A revised version of House Bill 281, which orders prison officials to turn over all records to medical examiners in the event of an inmate’s death, has passed the N.C. House unanimously. It will now head to the state Senate.

Read about it in the Indy here, near the bottom of the news roundup.

The legislation was co-sponsored by House Minority Leader Larry Hall, a Democrat from Durham, as well as two other Democrats and one Republican. It was written following the Indy’s report last year on the death of Michael Kerr, a Sampson County man with a mental illness who died during a prison transfer following a month-long stay in solitary confinement. A medical examiner later determined that Kerr died of dehydration, offering some confirmation of witnesses’ accounts that Kerr was left without eating or drinking in his isolated cell.

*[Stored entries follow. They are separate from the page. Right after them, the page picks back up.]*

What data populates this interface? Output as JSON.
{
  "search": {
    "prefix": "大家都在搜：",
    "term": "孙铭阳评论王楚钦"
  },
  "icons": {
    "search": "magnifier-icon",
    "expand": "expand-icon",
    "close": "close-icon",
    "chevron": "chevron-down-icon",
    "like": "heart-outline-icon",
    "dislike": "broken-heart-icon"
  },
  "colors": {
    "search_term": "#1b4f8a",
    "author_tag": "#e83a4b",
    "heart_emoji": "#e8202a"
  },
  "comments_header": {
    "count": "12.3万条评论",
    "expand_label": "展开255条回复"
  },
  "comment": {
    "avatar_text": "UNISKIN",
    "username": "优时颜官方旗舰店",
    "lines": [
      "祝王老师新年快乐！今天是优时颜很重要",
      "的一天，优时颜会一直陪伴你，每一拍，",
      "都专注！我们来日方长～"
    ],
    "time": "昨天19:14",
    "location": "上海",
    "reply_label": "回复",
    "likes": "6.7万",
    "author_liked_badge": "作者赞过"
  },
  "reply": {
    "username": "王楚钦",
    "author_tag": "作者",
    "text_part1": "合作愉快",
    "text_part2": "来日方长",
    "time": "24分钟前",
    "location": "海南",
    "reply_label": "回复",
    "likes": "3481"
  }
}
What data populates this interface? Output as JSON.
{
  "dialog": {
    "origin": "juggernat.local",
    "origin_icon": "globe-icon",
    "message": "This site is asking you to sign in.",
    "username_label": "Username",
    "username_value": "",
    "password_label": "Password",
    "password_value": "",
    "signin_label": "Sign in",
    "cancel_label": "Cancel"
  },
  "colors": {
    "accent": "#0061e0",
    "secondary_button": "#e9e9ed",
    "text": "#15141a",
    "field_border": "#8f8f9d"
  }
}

Hall’s office said the medical examiners performing an autopsy on Kerr were slowed by their difficulty in obtaining records from the state Division of Adult Correction. “Like any investigation, the first 24 hours are the most important,” Hall said.

The bill makes it mandatory that prison officials turn over “full and accurate” copies of all records, including those made after the inmate’s death, upon request from the Office of the Chief Medical Examiner.

However, a committee substitution that emerged from the House’s standing Health Committee includes a stipulation that normally confidential mental health and medical records would remain confidential, since medical examiner’s records are typically defined as public records. That version of the legislation is the one that passed the state House Thursday.

The public records concessions were likely made to appease state prison officials. N.C. Department of Public Safety spokeswoman Pam Walker indicated this week that the department would be talking to the bill’s authors about record confidentiality.

Hall’s office said the revised bill now has the support of the Department of Corrections, as well as the chief medical examiner’s office, the Department of Health and Human Services and the Department of Justice.

Kerr’s death spurred investigations by the State Bureau of Investigation, a federal grand jury and the nonprofit Disability Rights N.C., which concluded that state prisons suffered “severe deficiencies” in their care of the mentally ill.

Prison officials have announced numerous policy changes and terminations, while an ongoing task force is preparing recommendations on the controversial use of solitary confinement on prisoners with a mental illness.